Un juge d'instruction rennais va enquêter sur des "imprudences" qui seraient à l'origine de la noyade d'un élève-officier de la prestigieuse école militaire de Saint-Cyr Coëtquidan (Morbihan) qui forme les cadres de l'armée française.
Le parquet de Rennes, compétent en matière militaire, a ouvert une instruction pour "homicide involontaire" car "les investigations complémentaires ont permis de confirmer que ce décès était intervenu à la suite d'imprudences", a indiqué le procureur de la République de Rennes, Thierry Pocquet du Haut-Jussé dans un communiqué, sans donner davantage de précisions.
La section de recherches de la gendarmerie de Rennes avait été chargée début novembre d'une enquête complémentaire sur les circonstances de la mort du sous-lieutenant Jallal Hami, âgé de 24 ans, lors de la traversée d'un étang de 50 mètres dans la prestigieuse école basée en Bretagne, durant une épreuve réservée aux recrues.
Celle-ci s'était déroulée dans la nuit du 29 au 30 octobre lors d'une soirée "de transmission des valeurs et des traditions de l'école", validée par les autorités militaires mais apparentée à du bizutage par une association de défense des militaires.
"L'instruction permettra notamment de rechercher le cadre précis dans lequel ce type d'activité s'inscrit, et la répartition des rôles dans les décisions qui ont abouti à l'organisation de l'activité au cours de laquelle la victime s'est noyée", a précisé le procureur dans son communiqué.
"Zone d'ombre"
"Ce n'est qu'à l'issue de ces recherches et analyses que pourront être appréciées les conditions d'éventuelles mises en examen", a-t-il ajouté.
Me Marie-Laure Ingouf, l'avocate de la famille de Jallal Hami, a estimé que "dans l'absolu on ne peut que se réjouir" de la décision du parquet de Rennes, qui va lui permettre "d'avoir accès au dossier et de faire des demandes d'actes". Toutefois, la procédure "va rallonger considérablement les délais de procédures", a-t-elle regretté, jointe au téléphone par l'AFP vendredi soir.
La famille de la victime, originaire de Saint-Ouen (Seine-Saint-Denis), avait dénoncé au lendemain du drame "des zones d'ombre" autour du décès.

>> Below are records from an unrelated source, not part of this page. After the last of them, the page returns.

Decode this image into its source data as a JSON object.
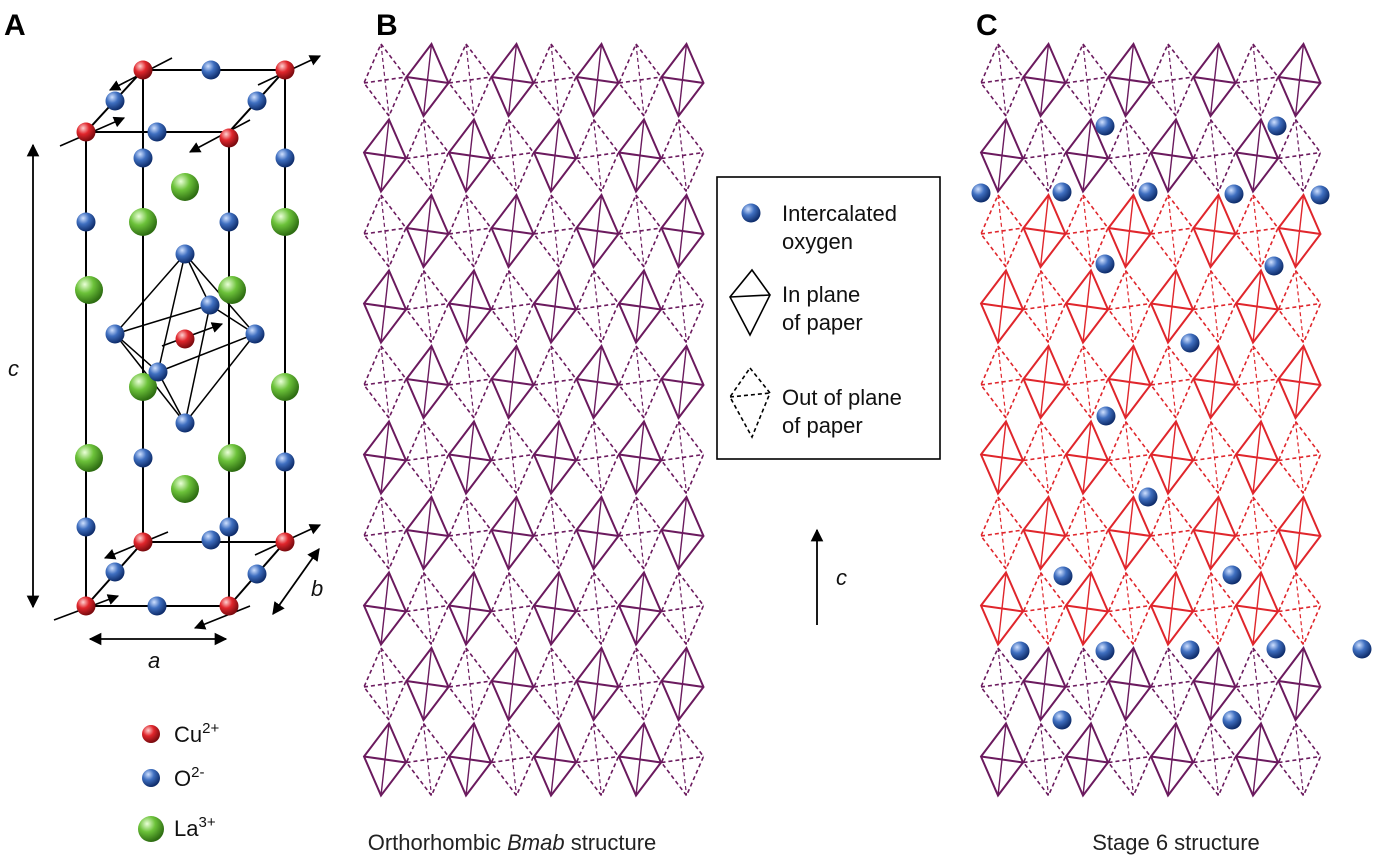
{
  "panels": {
    "a": {
      "letter": "A"
    },
    "b": {
      "letter": "B"
    },
    "c": {
      "letter": "C"
    }
  },
  "unit_cell": {
    "axis_a": "a",
    "axis_b": "b",
    "axis_c": "c"
  },
  "ion_legend": {
    "cu": {
      "base": "Cu",
      "sup": "2+",
      "color": "#d9232f"
    },
    "o": {
      "base": "O",
      "sup": "2-",
      "color": "#2f5aa8"
    },
    "la": {
      "base": "La",
      "sup": "3+",
      "color": "#5cb82c"
    }
  },
  "legend": {
    "intercalated": [
      "Intercalated",
      "oxygen"
    ],
    "in_plane": [
      "In plane",
      "of paper"
    ],
    "out_plane": [
      "Out of plane",
      "of paper"
    ]
  },
  "c_arrow_label": "c",
  "captions": {
    "b_pre": "Orthorhombic ",
    "b_ital": "Bmab",
    "b_post": " structure",
    "c": "Stage 6 structure"
  },
  "colors": {
    "purple": "#6b1a5e",
    "red": "#e0262c"
  },
  "stage6_row_colors": [
    "purple",
    "purple",
    "red",
    "red",
    "red",
    "red",
    "red",
    "red",
    "purple",
    "purple"
  ]
}
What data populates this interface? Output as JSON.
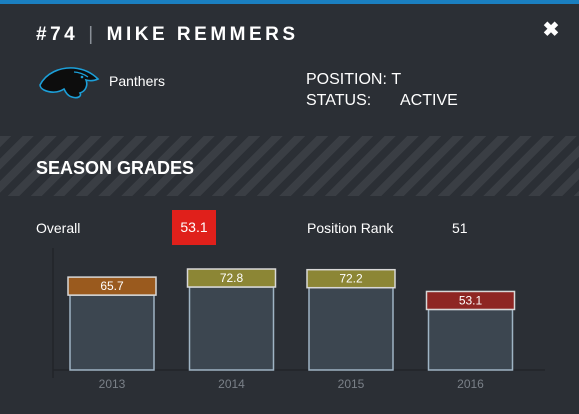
{
  "player": {
    "number": "#74",
    "name": "MIKE REMMERS",
    "team": "Panthers",
    "position_label": "POSITION:",
    "position_value": "T",
    "status_label": "STATUS:",
    "status_value": "ACTIVE"
  },
  "icons": {
    "close": "close-icon",
    "team_logo": "panthers-logo"
  },
  "section": {
    "title": "SEASON GRADES"
  },
  "summary": {
    "overall_label": "Overall",
    "overall_value": "53.1",
    "rank_label": "Position Rank",
    "rank_value": "51"
  },
  "colors": {
    "accent": "#1a7fc0",
    "grade_red": "#e0201b",
    "grade_orange": "#9a5a1e",
    "grade_olive": "#8c8635",
    "grade_darkred": "#8e2623"
  },
  "chart_data": {
    "type": "bar",
    "categories": [
      "2013",
      "2014",
      "2015",
      "2016"
    ],
    "values": [
      65.7,
      72.8,
      72.2,
      53.1
    ],
    "labels": [
      "65.7",
      "72.8",
      "72.2",
      "53.1"
    ],
    "label_colors": [
      "#9a5a1e",
      "#8c8635",
      "#8c8635",
      "#8e2623"
    ],
    "ylim": [
      0,
      100
    ]
  }
}
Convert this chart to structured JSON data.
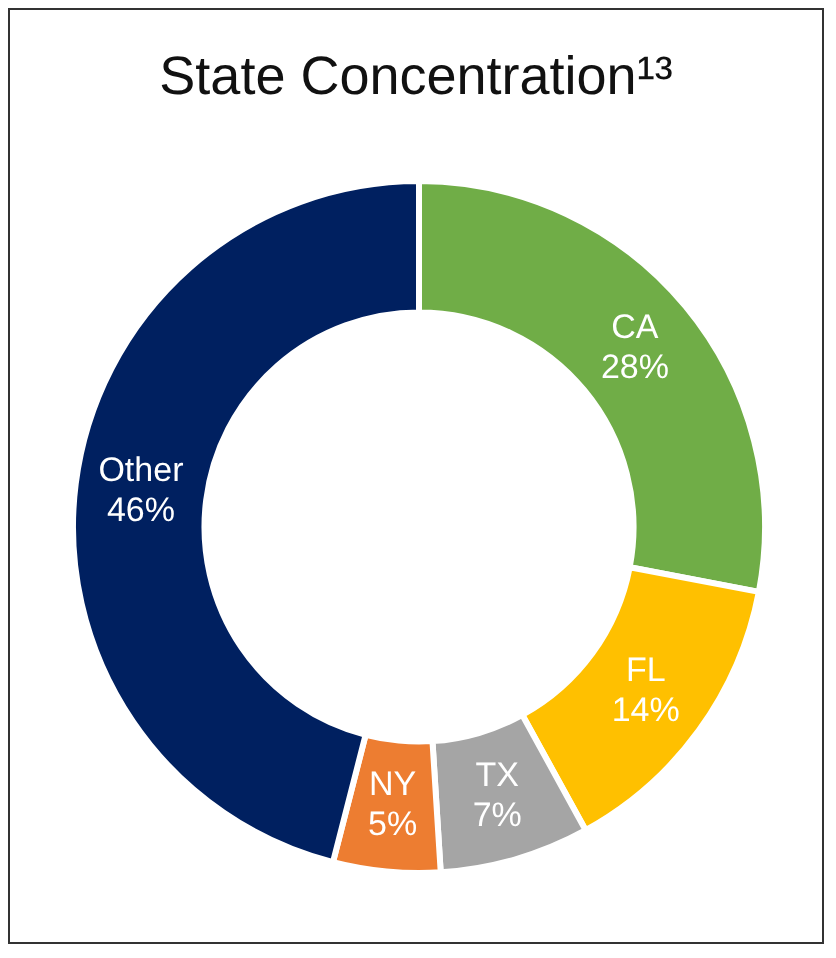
{
  "chart_data": {
    "type": "donut",
    "title": "State Concentration¹³",
    "categories": [
      "CA",
      "FL",
      "TX",
      "NY",
      "Other"
    ],
    "values": [
      28,
      14,
      7,
      5,
      46
    ],
    "value_labels": [
      "28%",
      "14%",
      "7%",
      "5%",
      "46%"
    ],
    "colors": [
      "#70ad47",
      "#ffc000",
      "#a5a5a5",
      "#ed7d31",
      "#002060"
    ],
    "legend": false
  }
}
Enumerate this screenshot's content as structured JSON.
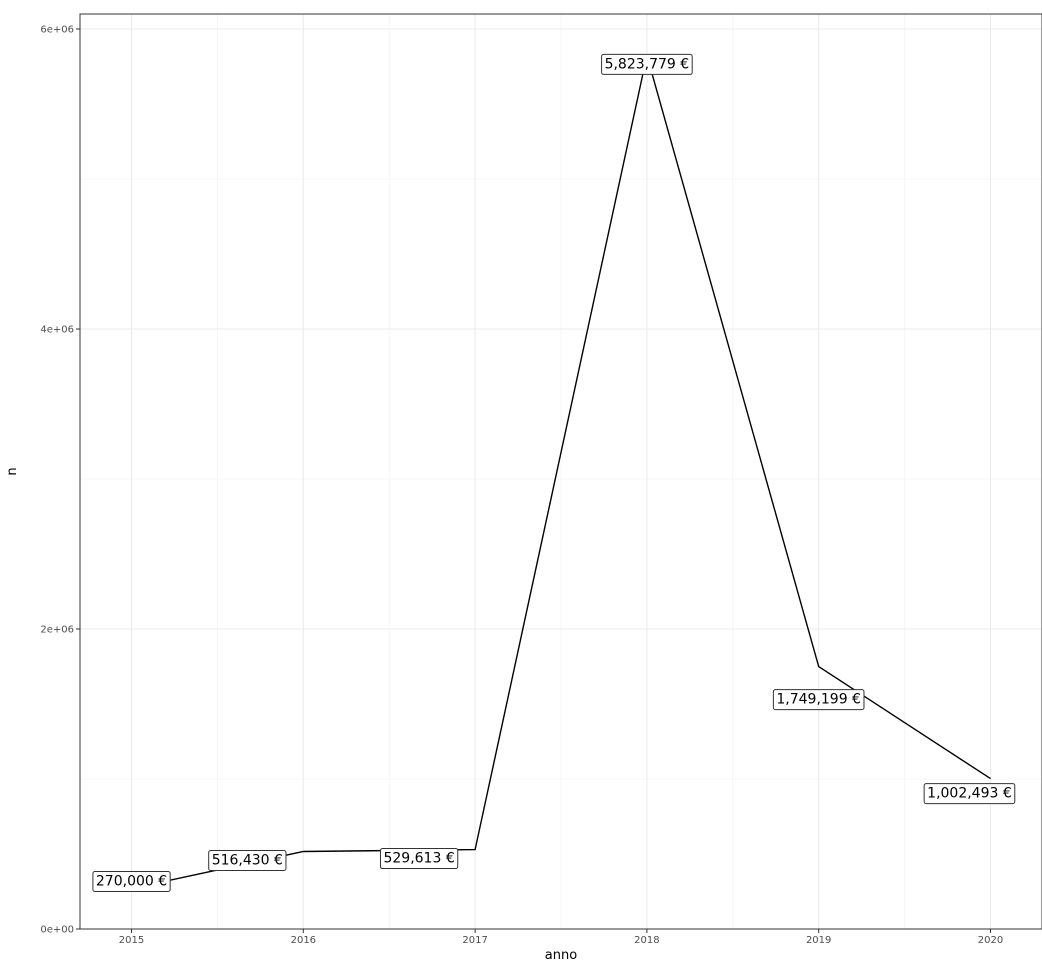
{
  "chart_data": {
    "type": "line",
    "x": [
      2015,
      2016,
      2017,
      2018,
      2019,
      2020
    ],
    "values": [
      270000,
      516430,
      529613,
      5823779,
      1749199,
      1002493
    ],
    "data_labels": [
      "270,000 €",
      "516,430 €",
      "529,613 €",
      "5,823,779 €",
      "1,749,199 €",
      "1,002,493 €"
    ],
    "x_tick_labels": [
      "2015",
      "2016",
      "2017",
      "2018",
      "2019",
      "2020"
    ],
    "y_ticks": [
      0,
      2000000,
      4000000,
      6000000
    ],
    "y_tick_labels": [
      "0e+00",
      "2e+06",
      "4e+06",
      "6e+06"
    ],
    "xlabel": "anno",
    "ylabel": "n",
    "xlim": [
      2014.7,
      2020.3
    ],
    "ylim": [
      0,
      6100000
    ],
    "grid": true,
    "legend": "none",
    "colors": {
      "line": "#000000",
      "grid_major": "#ebebeb",
      "grid_minor": "#f4f4f4",
      "panel_border": "#333333",
      "label_border": "#333333"
    }
  }
}
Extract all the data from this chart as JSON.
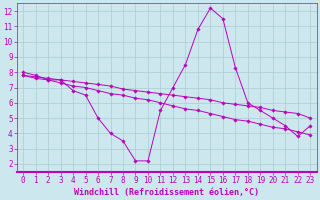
{
  "xlabel": "Windchill (Refroidissement éolien,°C)",
  "bg_color": "#cce8ee",
  "line_color": "#bb00bb",
  "grid_color": "#aacccc",
  "xlim": [
    -0.5,
    23.5
  ],
  "ylim": [
    1.5,
    12.5
  ],
  "xticks": [
    0,
    1,
    2,
    3,
    4,
    5,
    6,
    7,
    8,
    9,
    10,
    11,
    12,
    13,
    14,
    15,
    16,
    17,
    18,
    19,
    20,
    21,
    22,
    23
  ],
  "yticks": [
    2,
    3,
    4,
    5,
    6,
    7,
    8,
    9,
    10,
    11,
    12
  ],
  "series1_x": [
    0,
    1,
    2,
    3,
    4,
    5,
    6,
    7,
    8,
    9,
    10,
    11,
    12,
    13,
    14,
    15,
    16,
    17,
    18,
    19,
    20,
    21,
    22,
    23
  ],
  "series1_y": [
    8.0,
    7.8,
    7.5,
    7.5,
    6.8,
    6.5,
    5.0,
    4.0,
    3.5,
    2.2,
    2.2,
    5.5,
    7.0,
    8.5,
    10.8,
    12.2,
    11.5,
    8.3,
    6.0,
    5.5,
    5.0,
    4.5,
    3.8,
    4.5
  ],
  "series2_x": [
    0,
    1,
    2,
    3,
    4,
    5,
    6,
    7,
    8,
    9,
    10,
    11,
    12,
    13,
    14,
    15,
    16,
    17,
    18,
    19,
    20,
    21,
    22,
    23
  ],
  "series2_y": [
    7.8,
    7.6,
    7.5,
    7.3,
    7.1,
    7.0,
    6.8,
    6.6,
    6.5,
    6.3,
    6.2,
    6.0,
    5.8,
    5.6,
    5.5,
    5.3,
    5.1,
    4.9,
    4.8,
    4.6,
    4.4,
    4.3,
    4.1,
    3.9
  ],
  "series3_x": [
    0,
    1,
    2,
    3,
    4,
    5,
    6,
    7,
    8,
    9,
    10,
    11,
    12,
    13,
    14,
    15,
    16,
    17,
    18,
    19,
    20,
    21,
    22,
    23
  ],
  "series3_y": [
    7.8,
    7.7,
    7.6,
    7.5,
    7.4,
    7.3,
    7.2,
    7.1,
    6.9,
    6.8,
    6.7,
    6.6,
    6.5,
    6.4,
    6.3,
    6.2,
    6.0,
    5.9,
    5.8,
    5.7,
    5.5,
    5.4,
    5.3,
    5.0
  ],
  "xlabel_fontsize": 6,
  "tick_fontsize": 5.5,
  "lw": 0.7,
  "ms": 1.8
}
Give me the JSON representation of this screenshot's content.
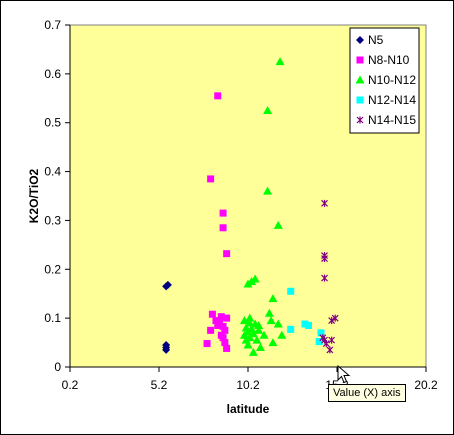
{
  "chart_data": {
    "type": "scatter",
    "title": "",
    "xlabel": "latitude",
    "ylabel": "K2O/TiO2",
    "xlim": [
      0.2,
      20.2
    ],
    "ylim": [
      0,
      0.7
    ],
    "x_ticks": [
      "0.2",
      "5.2",
      "10.2",
      "15.2",
      "20.2"
    ],
    "y_ticks": [
      "0",
      "0.1",
      "0.2",
      "0.3",
      "0.4",
      "0.5",
      "0.6",
      "0.7"
    ],
    "grid": false,
    "legend": "top-right",
    "plot_background": "#ffff99",
    "series": [
      {
        "name": "N5",
        "marker": "diamond",
        "color": "#000080",
        "points": [
          [
            5.6,
            0.165
          ],
          [
            5.7,
            0.168
          ],
          [
            5.6,
            0.045
          ],
          [
            5.6,
            0.04
          ],
          [
            5.6,
            0.035
          ]
        ]
      },
      {
        "name": "N8-N10",
        "marker": "square",
        "color": "#ff00ff",
        "points": [
          [
            8.5,
            0.555
          ],
          [
            8.1,
            0.385
          ],
          [
            8.8,
            0.315
          ],
          [
            8.8,
            0.285
          ],
          [
            9.0,
            0.232
          ],
          [
            8.2,
            0.108
          ],
          [
            8.7,
            0.103
          ],
          [
            8.6,
            0.093
          ],
          [
            9.0,
            0.1
          ],
          [
            8.4,
            0.095
          ],
          [
            8.8,
            0.083
          ],
          [
            8.1,
            0.075
          ],
          [
            8.9,
            0.075
          ],
          [
            8.7,
            0.065
          ],
          [
            8.8,
            0.06
          ],
          [
            8.9,
            0.05
          ],
          [
            7.9,
            0.048
          ],
          [
            9.0,
            0.038
          ],
          [
            8.5,
            0.085
          ]
        ]
      },
      {
        "name": "N10-N12",
        "marker": "triangle",
        "color": "#00ff00",
        "points": [
          [
            12.0,
            0.625
          ],
          [
            11.3,
            0.525
          ],
          [
            11.3,
            0.36
          ],
          [
            11.9,
            0.29
          ],
          [
            10.6,
            0.18
          ],
          [
            10.4,
            0.175
          ],
          [
            10.2,
            0.17
          ],
          [
            11.6,
            0.14
          ],
          [
            11.4,
            0.11
          ],
          [
            10.0,
            0.095
          ],
          [
            10.3,
            0.09
          ],
          [
            10.6,
            0.088
          ],
          [
            11.9,
            0.088
          ],
          [
            10.1,
            0.08
          ],
          [
            10.4,
            0.078
          ],
          [
            10.8,
            0.075
          ],
          [
            10.2,
            0.072
          ],
          [
            10.5,
            0.068
          ],
          [
            11.1,
            0.065
          ],
          [
            12.1,
            0.065
          ],
          [
            10.3,
            0.06
          ],
          [
            10.1,
            0.055
          ],
          [
            10.7,
            0.055
          ],
          [
            11.6,
            0.05
          ],
          [
            10.2,
            0.045
          ],
          [
            10.9,
            0.04
          ],
          [
            10.5,
            0.03
          ],
          [
            10.8,
            0.085
          ],
          [
            10.3,
            0.1
          ],
          [
            11.5,
            0.095
          ],
          [
            10.0,
            0.065
          ]
        ]
      },
      {
        "name": "N12-N14",
        "marker": "square",
        "color": "#00ffff",
        "points": [
          [
            12.6,
            0.155
          ],
          [
            13.4,
            0.088
          ],
          [
            13.6,
            0.085
          ],
          [
            12.6,
            0.077
          ],
          [
            14.3,
            0.07
          ],
          [
            14.2,
            0.052
          ]
        ]
      },
      {
        "name": "N14-N15",
        "marker": "cross",
        "color": "#800080",
        "points": [
          [
            14.5,
            0.335
          ],
          [
            14.5,
            0.228
          ],
          [
            14.5,
            0.222
          ],
          [
            14.5,
            0.182
          ],
          [
            15.1,
            0.1
          ],
          [
            14.9,
            0.095
          ],
          [
            14.4,
            0.06
          ],
          [
            14.5,
            0.055
          ],
          [
            14.9,
            0.055
          ],
          [
            14.6,
            0.048
          ],
          [
            14.8,
            0.035
          ]
        ]
      }
    ]
  },
  "tooltip": {
    "text": "Value (X) axis"
  }
}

"Notre intime conviction, c'est qu'il y a eu un vrai manquement aux règles de sécurité et de prudence", avait alors indiqué Me Ingouf, affirmant que les camarades du jeune homme avaient mis près d'une heure avant de s'apercevoir de sa disparition.
Le parquet de Vannes, initialement en charge du dossier, avait pointé du doigt l'encadrement de l'école militaire, indiquant qu'il n'y avait aucun cadre de l'école sur la zone de l'épreuve, qui s'est déroulée sous la supervision d'une dizaine d'étudiants de deuxième année alors que "cela présentait un certain risque".
Jallal Hami, entré directement à Saint-Cyr en troisième année grâce à son brillant cursus universitaire, participait à cette soirée aux côtés d'étudiants de première année.
L'école de Saint-Cyr Coëtquidan avait déjà été endeuillée en 2004 après la mort de deux élèves-officiers lors d'un exercice en montagne. En 2007, deux officiers du Centre d'instruction et d'entraînement au combat en montagne (CIECM) qui encadraient ces élèves avaient été condamnés à des peines de prison avec sursis pour avoir involontairement causé leur mort.